JwtAccessTokenConverter setSigningKey does not update verifier

[nilo85]

JwtAccessTokenConverter.setSigningKey updates verifyingKey for mac keys, but it does not update the verifier itself, that is created afterPropertiesSet().

The result is, if you have a flow where keys are rotated, and setup later, the signing and verifying key gets out of sync.

https://github.com/spring-projects/spring-security-oauth/blob/b86951100ec45079b675710b27ebe215f29ae6a7/spring-security-oauth2/src/main/java/org/springframework/security/oauth2/provider/token/store/JwtAccessTokenConverter.java#L182

It should rebuild the verifier object as well.

[dmurat]

It looks like that I encountered this when trying to work with key-uri of spring security oauth2 resource server.

[kopax]

Wow. that's quite old, I am very surprised this doesn't get feedback.

Did you guys manage to solve it?

I keep having issue with "Cannot convert access token to JSON", I know my keypair provided information are valid but there's no way to decode it.

I have removed JKS and KeyPair configuration. I would like to restore it if there's a way to do so.

[makeajourney]

I also curious how can I solve this problem. I seemed it worked it. because when I login and when I request to auth with access_token, It had no problem. But when I tried to get access token with refresh token, error occurred which is 'Handling error: InvalidTokenException, Cannot convert access token to JSON'. This issue opened over two years ago....

[durimkryeziu]

Any input on this?
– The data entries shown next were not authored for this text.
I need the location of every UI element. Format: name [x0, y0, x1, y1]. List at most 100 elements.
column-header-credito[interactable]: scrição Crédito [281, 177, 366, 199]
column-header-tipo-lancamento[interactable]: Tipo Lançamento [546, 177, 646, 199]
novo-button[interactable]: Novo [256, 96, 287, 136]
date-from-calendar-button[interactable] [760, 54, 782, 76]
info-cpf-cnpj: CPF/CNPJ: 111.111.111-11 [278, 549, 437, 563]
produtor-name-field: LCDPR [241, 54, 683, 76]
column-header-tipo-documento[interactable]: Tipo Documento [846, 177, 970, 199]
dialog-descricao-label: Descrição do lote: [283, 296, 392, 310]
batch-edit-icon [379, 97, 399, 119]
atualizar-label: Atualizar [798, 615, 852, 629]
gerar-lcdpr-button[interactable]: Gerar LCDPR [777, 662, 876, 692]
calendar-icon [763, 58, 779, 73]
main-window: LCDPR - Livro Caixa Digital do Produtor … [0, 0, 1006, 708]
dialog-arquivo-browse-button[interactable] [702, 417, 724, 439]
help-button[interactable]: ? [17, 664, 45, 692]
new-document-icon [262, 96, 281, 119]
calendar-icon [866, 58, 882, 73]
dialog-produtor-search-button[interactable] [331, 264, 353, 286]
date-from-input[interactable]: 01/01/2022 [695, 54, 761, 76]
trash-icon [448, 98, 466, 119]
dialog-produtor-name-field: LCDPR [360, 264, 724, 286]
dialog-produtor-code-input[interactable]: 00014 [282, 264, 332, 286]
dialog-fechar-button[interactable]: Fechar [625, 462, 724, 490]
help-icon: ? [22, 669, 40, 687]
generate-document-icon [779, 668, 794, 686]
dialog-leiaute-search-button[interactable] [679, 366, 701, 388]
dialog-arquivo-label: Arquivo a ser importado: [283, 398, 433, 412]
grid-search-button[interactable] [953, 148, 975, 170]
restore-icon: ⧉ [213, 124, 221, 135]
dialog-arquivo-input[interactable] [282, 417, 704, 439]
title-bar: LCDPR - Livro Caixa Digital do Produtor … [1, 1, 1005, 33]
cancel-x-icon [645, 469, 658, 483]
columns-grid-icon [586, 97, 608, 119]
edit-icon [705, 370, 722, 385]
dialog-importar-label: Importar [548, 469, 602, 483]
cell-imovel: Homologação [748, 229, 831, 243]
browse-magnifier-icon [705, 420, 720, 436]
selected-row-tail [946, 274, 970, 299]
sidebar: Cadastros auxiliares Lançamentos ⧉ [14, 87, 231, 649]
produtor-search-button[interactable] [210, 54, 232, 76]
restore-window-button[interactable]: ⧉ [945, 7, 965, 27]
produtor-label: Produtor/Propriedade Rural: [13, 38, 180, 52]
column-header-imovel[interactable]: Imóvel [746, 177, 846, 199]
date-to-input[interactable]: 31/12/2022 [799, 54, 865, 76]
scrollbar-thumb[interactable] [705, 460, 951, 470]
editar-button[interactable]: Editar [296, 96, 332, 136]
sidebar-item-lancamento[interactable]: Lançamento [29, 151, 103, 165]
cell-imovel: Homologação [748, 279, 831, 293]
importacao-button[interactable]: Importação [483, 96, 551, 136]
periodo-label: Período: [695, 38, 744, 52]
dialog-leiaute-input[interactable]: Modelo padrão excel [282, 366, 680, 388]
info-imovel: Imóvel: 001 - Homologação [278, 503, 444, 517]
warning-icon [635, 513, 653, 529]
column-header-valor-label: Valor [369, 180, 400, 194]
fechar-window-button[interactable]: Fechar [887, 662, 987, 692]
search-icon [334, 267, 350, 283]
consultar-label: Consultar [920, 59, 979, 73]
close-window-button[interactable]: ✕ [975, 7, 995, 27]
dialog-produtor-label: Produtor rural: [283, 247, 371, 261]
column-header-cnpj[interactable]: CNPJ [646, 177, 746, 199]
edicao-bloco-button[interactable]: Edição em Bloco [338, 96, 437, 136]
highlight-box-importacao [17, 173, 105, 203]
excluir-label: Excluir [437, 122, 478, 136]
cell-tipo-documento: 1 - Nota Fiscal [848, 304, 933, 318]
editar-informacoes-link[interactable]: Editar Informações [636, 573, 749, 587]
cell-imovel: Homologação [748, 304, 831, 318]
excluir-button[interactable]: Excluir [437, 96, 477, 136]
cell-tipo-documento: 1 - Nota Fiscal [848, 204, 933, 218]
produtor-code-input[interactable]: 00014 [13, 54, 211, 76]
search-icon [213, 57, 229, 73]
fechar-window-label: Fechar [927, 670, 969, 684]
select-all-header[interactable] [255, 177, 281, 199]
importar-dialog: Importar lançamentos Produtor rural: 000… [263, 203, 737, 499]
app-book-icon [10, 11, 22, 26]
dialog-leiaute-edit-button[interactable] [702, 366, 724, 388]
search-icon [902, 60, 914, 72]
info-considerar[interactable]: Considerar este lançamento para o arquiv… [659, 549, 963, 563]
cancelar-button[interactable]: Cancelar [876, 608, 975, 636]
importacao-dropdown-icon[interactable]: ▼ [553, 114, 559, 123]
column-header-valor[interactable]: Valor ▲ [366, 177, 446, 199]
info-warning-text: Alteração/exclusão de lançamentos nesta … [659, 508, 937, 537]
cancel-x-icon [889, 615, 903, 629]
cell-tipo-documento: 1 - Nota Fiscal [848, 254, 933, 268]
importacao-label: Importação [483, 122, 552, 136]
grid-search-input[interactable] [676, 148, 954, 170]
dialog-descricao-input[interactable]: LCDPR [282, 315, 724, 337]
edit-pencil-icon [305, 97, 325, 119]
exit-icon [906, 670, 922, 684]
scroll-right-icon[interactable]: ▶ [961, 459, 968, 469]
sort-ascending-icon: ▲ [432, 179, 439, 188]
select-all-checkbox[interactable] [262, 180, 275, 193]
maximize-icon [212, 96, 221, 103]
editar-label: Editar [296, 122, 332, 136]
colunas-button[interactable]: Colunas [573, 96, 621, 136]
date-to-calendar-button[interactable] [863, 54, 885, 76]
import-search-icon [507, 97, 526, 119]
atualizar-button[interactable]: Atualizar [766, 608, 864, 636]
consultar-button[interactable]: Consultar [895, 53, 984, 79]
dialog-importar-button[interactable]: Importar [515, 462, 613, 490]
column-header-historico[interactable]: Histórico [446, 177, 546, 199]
I'm facing this Cannot convert access token to JSON issue as well!!

[jgrandja]

Please note that JwtAccessTokenConverter does not support key rotation.

For example, when the provider expires / revokes the signing key then the JwtAccessTokenConverter.verifier is no longer valid. This would result in the error "Cannot convert access token to JSON". The JwtAccessTokenConverter.verifier would need to be updated with the new verifier key. This can only be done with an application restart and/or ApplicationContext refresh, which would trigger JwtAccessTokenConverter.afterPropertiesSet().

Given this project will soon reach end-of-life, I would highly encourage users to migrate to Spring Security's Resource Server support, which automatically handles key rotation on the provider.